The DWH incident was a classic example of a cascading failure, in which one thing leads to another until catastrophe ensues; in CRM terms, it’s an “error chain.” It is always possible to take one element of the chain and assert that it is the only one that matters: “if x had/hadn’t done y, none of this would have happened.” Collapsing a chain of factors down into one is called “root cause seduction,” and it has been depreciated for decades by safety specialists. The problem with thinking this way is that:
It doesn’t help us differentiate between important and unimportant factors. The “if x” statement can be made about any element in the chain.
It promotes complacency by fooling us into thinking we have found the “answer” to a complex problem.
That complacency, in turn, leads to a disregard of factors that may have been minor or irrelevant in this chain of errors but which, if unaddressed, could be an element in the next one.
Your repeated assertion that the incident was the result of crew action, all crew action, and only crew action is a textbook example of root cause seduction. Perhaps the most striking thing about your position is that one can search in and out of the Internet and find few, if any people who agree with you. Not even BP believes in a single-factor explanation:
“The team did not identify any single action or inaction that caused this accident. Rather, a complex and interlinked series of mechanical failures, human judgments, engineering design, operational implementation and team interfaces came together to allow the initiation and escalation of the accident. Multiple companies, work teams and circumstances were involved over time.” [BP, Deepwater Horizon Accident Investigation Report]
Continuing the exchange, [I]my original in italics,[/I] [B]alcor’s response in bold[/B], my rebuttal in plain
[I]I do wish you would carefully read what I wrote. Stating that something influences an incident does not imply an intent to excuse.[/I]

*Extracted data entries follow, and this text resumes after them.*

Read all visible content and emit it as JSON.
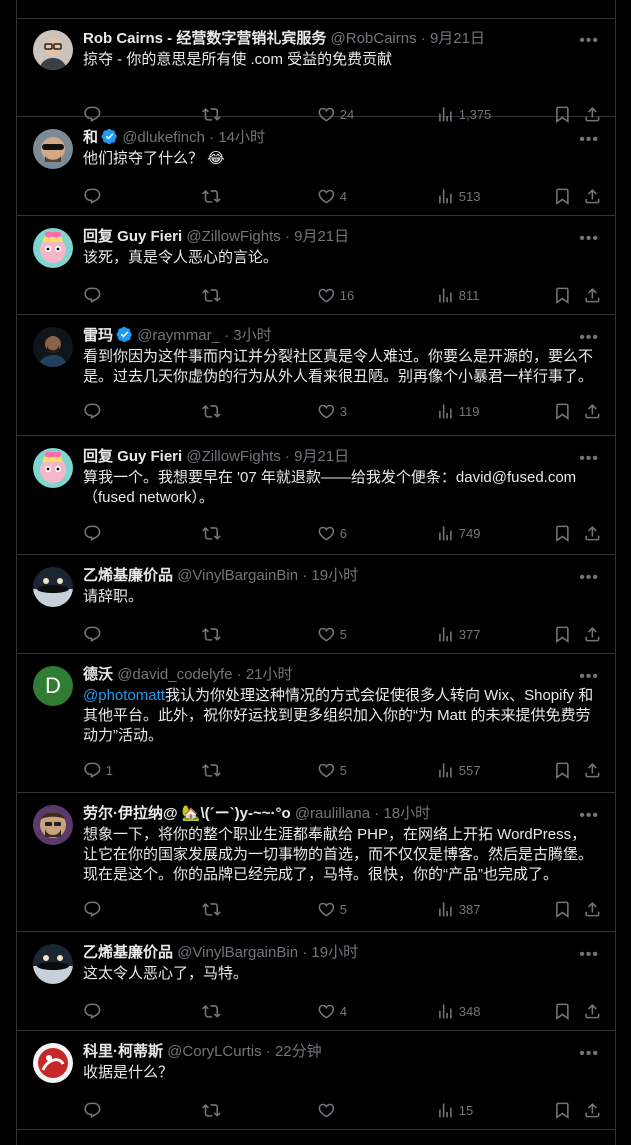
{
  "tweets": [
    {
      "name": "Rob Cairns - 经营数字营销礼宾服务",
      "handle": "@RobCairns",
      "sep": " · ",
      "time": "9月21日",
      "verified": false,
      "text": "掠夺 - 你的意思是所有使 .com 受益的免费贡献",
      "replies": "",
      "retweets": "",
      "likes": "24",
      "views": "1,375",
      "avatar": "rob"
    },
    {
      "name": "和",
      "handle": "@dlukefinch",
      "sep": " · ",
      "time": "14小时",
      "verified": true,
      "text": "他们掠夺了什么？ 😂",
      "replies": "",
      "retweets": "",
      "likes": "4",
      "views": "513",
      "avatar": "luke"
    },
    {
      "name": "回复 Guy Fieri",
      "handle": "@ZillowFights",
      "sep": " · ",
      "time": "9月21日",
      "verified": false,
      "text": "该死，真是令人恶心的言论。",
      "replies": "",
      "retweets": "",
      "likes": "16",
      "views": "811",
      "avatar": "guy"
    },
    {
      "name": "雷玛",
      "handle": "@raymmar_",
      "sep": " · ",
      "time": "3小时",
      "verified": true,
      "text": "看到你因为这件事而内讧并分裂社区真是令人难过。你要么是开源的，要么不是。过去几天你虚伪的行为从外人看来很丑陋。别再像个小暴君一样行事了。",
      "replies": "",
      "retweets": "",
      "likes": "3",
      "views": "119",
      "avatar": "ray"
    },
    {
      "name": "回复 Guy Fieri",
      "handle": "@ZillowFights",
      "sep": " · ",
      "time": "9月21日",
      "verified": false,
      "text": "算我一个。我想要早在 '07 年就退款——给我发个便条：david@fused.com （fused network）。",
      "replies": "",
      "retweets": "",
      "likes": "6",
      "views": "749",
      "avatar": "guy"
    },
    {
      "name": "乙烯基廉价品",
      "handle": "@VinylBargainBin",
      "sep": " · ",
      "time": "19小时",
      "verified": false,
      "text": "请辞职。",
      "replies": "",
      "retweets": "",
      "likes": "5",
      "views": "377",
      "avatar": "vinyl"
    },
    {
      "name": "德沃",
      "handle": "@david_codelyfe",
      "sep": " · ",
      "time": "21小时",
      "verified": false,
      "mention": "@photomatt",
      "text": "我认为你处理这种情况的方式会促使很多人转向 Wix、Shopify 和其他平台。此外，祝你好运找到更多组织加入你的“为 Matt 的未来提供免费劳动力”活动。",
      "replies": "1",
      "retweets": "",
      "likes": "5",
      "views": "557",
      "avatar": "d",
      "avatar_letter": "D"
    },
    {
      "name": "劳尔·伊拉纳@ 🏡\\(´ー`)y-~~·°o",
      "handle": "@raulillana",
      "sep": " · ",
      "time": "18小时",
      "verified": false,
      "text": "想象一下，将你的整个职业生涯都奉献给 PHP，在网络上开拓 WordPress，让它在你的国家发展成为一切事物的首选，而不仅仅是博客。然后是古腾堡。现在是这个。你的品牌已经完成了，马特。很快，你的“产品”也完成了。",
      "replies": "",
      "retweets": "",
      "likes": "5",
      "views": "387",
      "avatar": "raul"
    },
    {
      "name": "乙烯基廉价品",
      "handle": "@VinylBargainBin",
      "sep": " · ",
      "time": "19小时",
      "verified": false,
      "text": "这太令人恶心了，马特。",
      "replies": "",
      "retweets": "",
      "likes": "4",
      "views": "348",
      "avatar": "vinyl"
    },
    {
      "name": "科里·柯蒂斯",
      "handle": "@CoryLCurtis",
      "sep": " · ",
      "time": "22分钟",
      "verified": false,
      "text": "收据是什么？",
      "replies": "",
      "retweets": "",
      "likes": "",
      "views": "15",
      "avatar": "cory"
    }
  ],
  "icons": {
    "reply": "reply-icon",
    "retweet": "retweet-icon",
    "like": "heart-icon",
    "views": "views-icon",
    "bookmark": "bookmark-icon",
    "share": "share-icon",
    "more": "more-icon",
    "verified": "verified-badge-icon"
  },
  "colors": {
    "background": "#000000",
    "text": "#e7e9ea",
    "muted": "#71767b",
    "link": "#1d9bf0",
    "border": "#2f3336",
    "verified": "#1d9bf0"
  }
}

[B]Except that you continuously suggest the other guy did it! [/B]
I suggest, imply or state no such thing. For the empty-umpth time, observing that something may be a factor in an event does not constitute either blame or excuse.

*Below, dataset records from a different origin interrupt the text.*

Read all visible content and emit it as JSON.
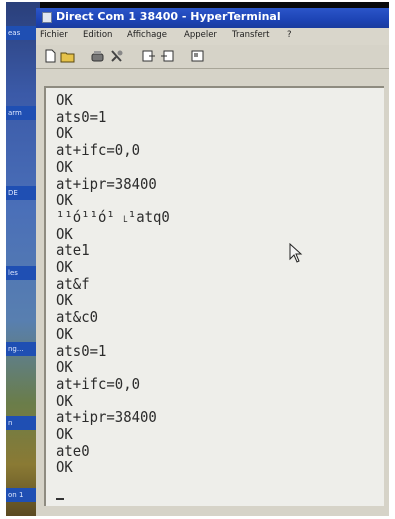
{
  "window": {
    "title": "Direct Com 1 38400 - HyperTerminal"
  },
  "desktop": {
    "labels": [
      {
        "text": "eas"
      },
      {
        "text": "arm"
      },
      {
        "text": "DE"
      },
      {
        "text": "les"
      },
      {
        "text": "ng..."
      },
      {
        "text": "n"
      },
      {
        "text": "on 1"
      }
    ]
  },
  "menu": [
    "Fichier",
    "Edition",
    "Affichage",
    "Appeler",
    "Transfert",
    "?"
  ],
  "toolbar": {
    "buttons": [
      {
        "icon": "new-document-icon"
      },
      {
        "icon": "open-folder-icon"
      },
      {
        "icon": "connect-phone-icon"
      },
      {
        "icon": "disconnect-icon"
      },
      {
        "icon": "send-icon"
      },
      {
        "icon": "receive-icon"
      },
      {
        "icon": "properties-icon"
      }
    ]
  },
  "terminal": {
    "lines": [
      "OK",
      "ats0=1",
      "OK",
      "at+ifc=0,0",
      "OK",
      "at+ipr=38400",
      "OK",
      "¹¹ó¹¹ó¹ ˪¹atq0",
      "OK",
      "ate1",
      "OK",
      "at&f",
      "OK",
      "at&c0",
      "OK",
      "ats0=1",
      "OK",
      "at+ifc=0,0",
      "OK",
      "at+ipr=38400",
      "OK",
      "ate0",
      "OK"
    ]
  }
}
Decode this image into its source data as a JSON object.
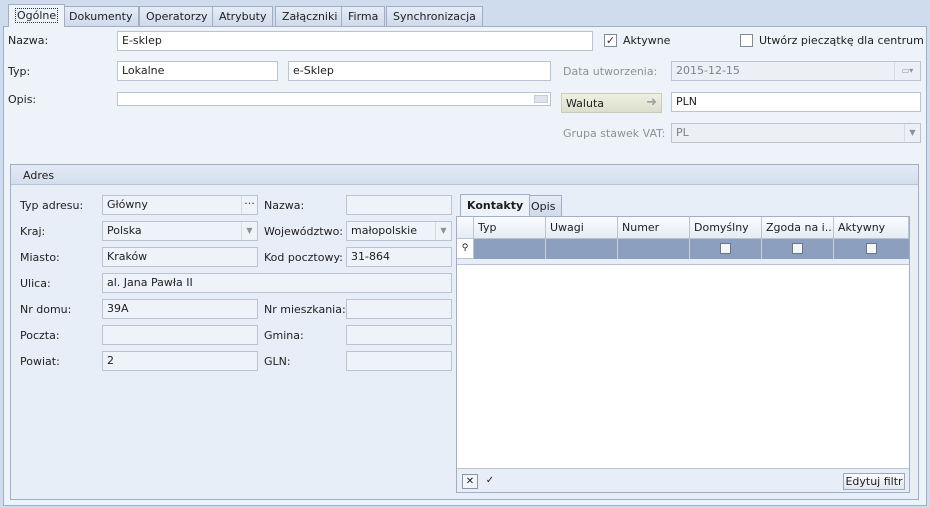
{
  "tabs": [
    "Ogólne",
    "Dokumenty",
    "Operatorzy",
    "Atrybuty",
    "Załączniki",
    "Firma",
    "Synchronizacja"
  ],
  "form": {
    "nazwa_label": "Nazwa:",
    "nazwa_value": "E-sklep",
    "aktywne_label": "Aktywne",
    "aktywne_checked": "✓",
    "pieczatka_label": "Utwórz pieczątkę dla centrum",
    "typ_label": "Typ:",
    "typ_value": "Lokalne",
    "typ_value2": "e-Sklep",
    "data_label": "Data utworzenia:",
    "data_value": "2015-12-15",
    "opis_label": "Opis:",
    "waluta_button": "Waluta",
    "waluta_value": "PLN",
    "vat_label": "Grupa stawek VAT:",
    "vat_value": "PL"
  },
  "adres": {
    "title": "Adres",
    "typ_adresu_label": "Typ adresu:",
    "typ_adresu_value": "Główny",
    "nazwa_label": "Nazwa:",
    "nazwa_value": "",
    "kraj_label": "Kraj:",
    "kraj_value": "Polska",
    "woj_label": "Województwo:",
    "woj_value": "małopolskie",
    "miasto_label": "Miasto:",
    "miasto_value": "Kraków",
    "kod_label": "Kod pocztowy:",
    "kod_value": "31-864",
    "ulica_label": "Ulica:",
    "ulica_value": "al. Jana Pawła II",
    "nr_domu_label": "Nr domu:",
    "nr_domu_value": "39A",
    "nr_mieszk_label": "Nr mieszkania:",
    "nr_mieszk_value": "",
    "poczta_label": "Poczta:",
    "poczta_value": "",
    "gmina_label": "Gmina:",
    "gmina_value": "",
    "powiat_label": "Powiat:",
    "powiat_value": "2",
    "gln_label": "GLN:",
    "gln_value": ""
  },
  "kontakty": {
    "tabs": [
      "Kontakty",
      "Opis"
    ],
    "columns": [
      "Typ",
      "Uwagi",
      "Numer",
      "Domyślny",
      "Zgoda na i...",
      "Aktywny"
    ],
    "edit_filter_button": "Edytuj filtr"
  }
}
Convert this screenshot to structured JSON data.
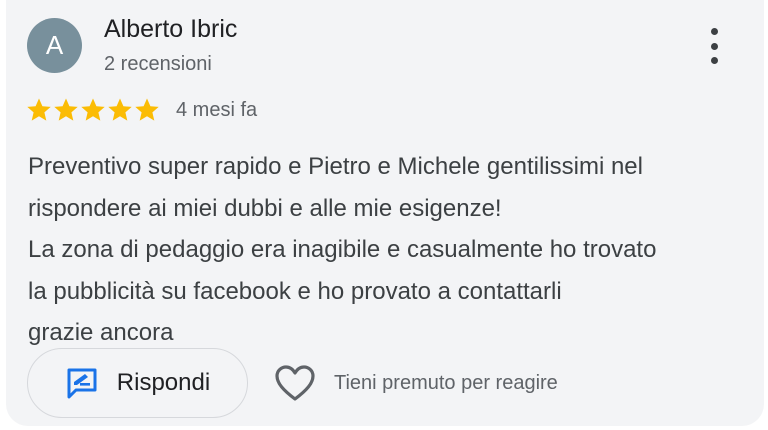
{
  "review": {
    "avatar_letter": "A",
    "avatar_color": "#78909c",
    "author_name": "Alberto Ibric",
    "review_count": "2 recensioni",
    "rating": 5,
    "rating_max": 5,
    "star_color": "#fbbc04",
    "date": "4 mesi fa",
    "text_lines": [
      "Preventivo super rapido e Pietro e Michele gentilissimi nel",
      "rispondere ai miei dubbi e alle mie esigenze!",
      "La zona di pedaggio era inagibile e casualmente ho trovato",
      "la pubblicità su facebook e ho provato a contattarli",
      "grazie ancora"
    ],
    "menu_icon": "more-vert-icon"
  },
  "actions": {
    "reply_label": "Rispondi",
    "reply_icon": "reply-edit-icon",
    "reply_icon_color": "#1a73e8",
    "react_icon": "heart-outline-icon",
    "react_label": "Tieni premuto per reagire"
  }
}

[B]Fact is that all the bullshit surrounding centralisers, long string versus liner etc…are diversions from the truth.[/B]
I never suggested they were factors. I stated that, in my opinion as an experienced practitioner and teacher of project management, the [I]manner[/I] in which the centralizer decision was made indicated disorganized and tentative decision-making. I stand by my statement.

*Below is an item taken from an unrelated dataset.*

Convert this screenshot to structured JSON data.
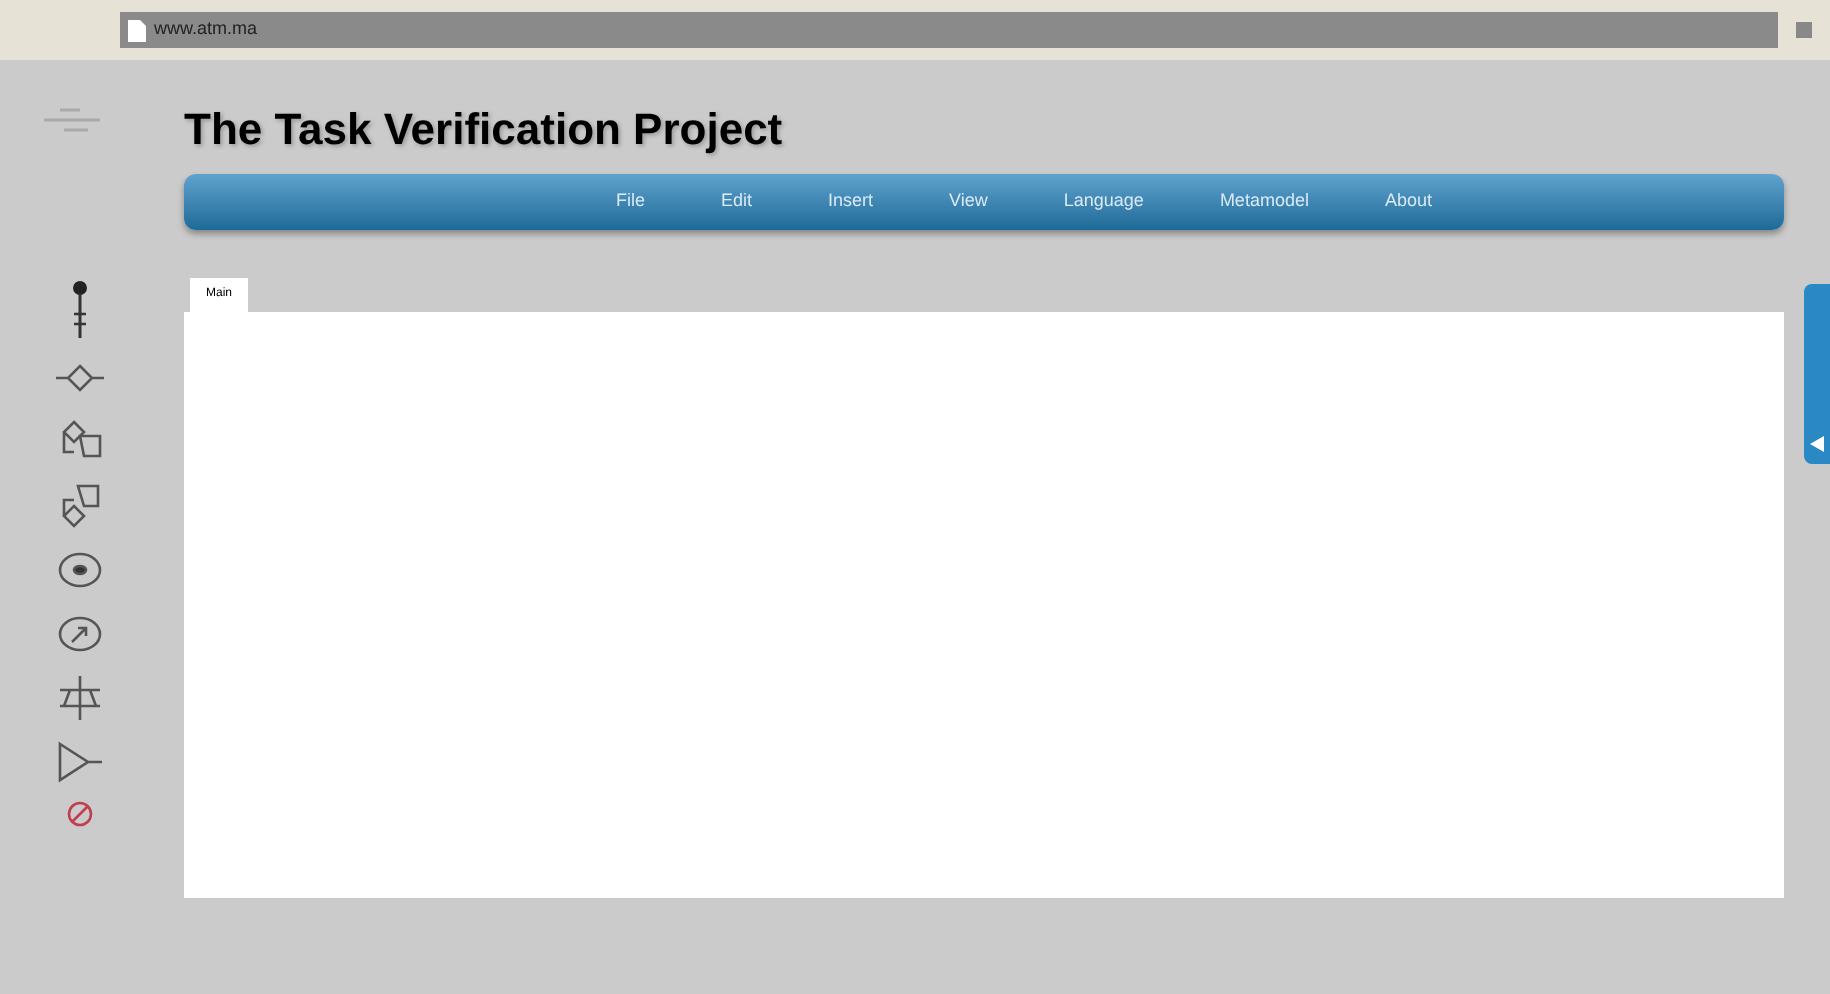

[B]The people controlling the well made the decision to continue, and they did this knowing sweet FA about what they were doing. This sums up the culture, put your hand in the fire when told to do so…without any understanding of the consequences.[/B]
I would appreciate pointers to evidence of this culture and how widespread it may. I know how to use Google, so just a few keywords will do.
[I]My statement was that the shoreside management did not help and probably made life more complicated for the crew.[/I]
[B]The crew have escaped any criticism, and by crew I mean the guys sitting in the doghouse, the logger and the mud engineer. Any way you look at this, incompetence prevailed, and yet, no-one speaks of it. [/B]
Well, if you feel so strongly about that, get off your duff and do something. The whole Internet is at your disposal. Submit an edit to the Wikipedia page (anybody can), put up a Facebook page, write a blog and publicize it in comments here and elsewhere. Volunteer to be an expert witness for BP. Write an op-ed for the New York Times. Just be sure to explain how an obsession with blame advances the cause of safety.
[B]Whatever shoreside did or didn’t do is irrelevant.[/B]
Only if you subscribe to the simplistic and dead-end view that this was a single-factor event. If you take a wider and more nuanced view then the confusion about the temporary abandonment plan and the poor supervision of the Halliburton marketing guy are clearly factors. Not indictments, not excuses, not the whole story. Just things that need to be kept in mind when attempting to understand all that was involved the event.
[B]The crew had successfully run the casing and placed cement on bottom.[/B]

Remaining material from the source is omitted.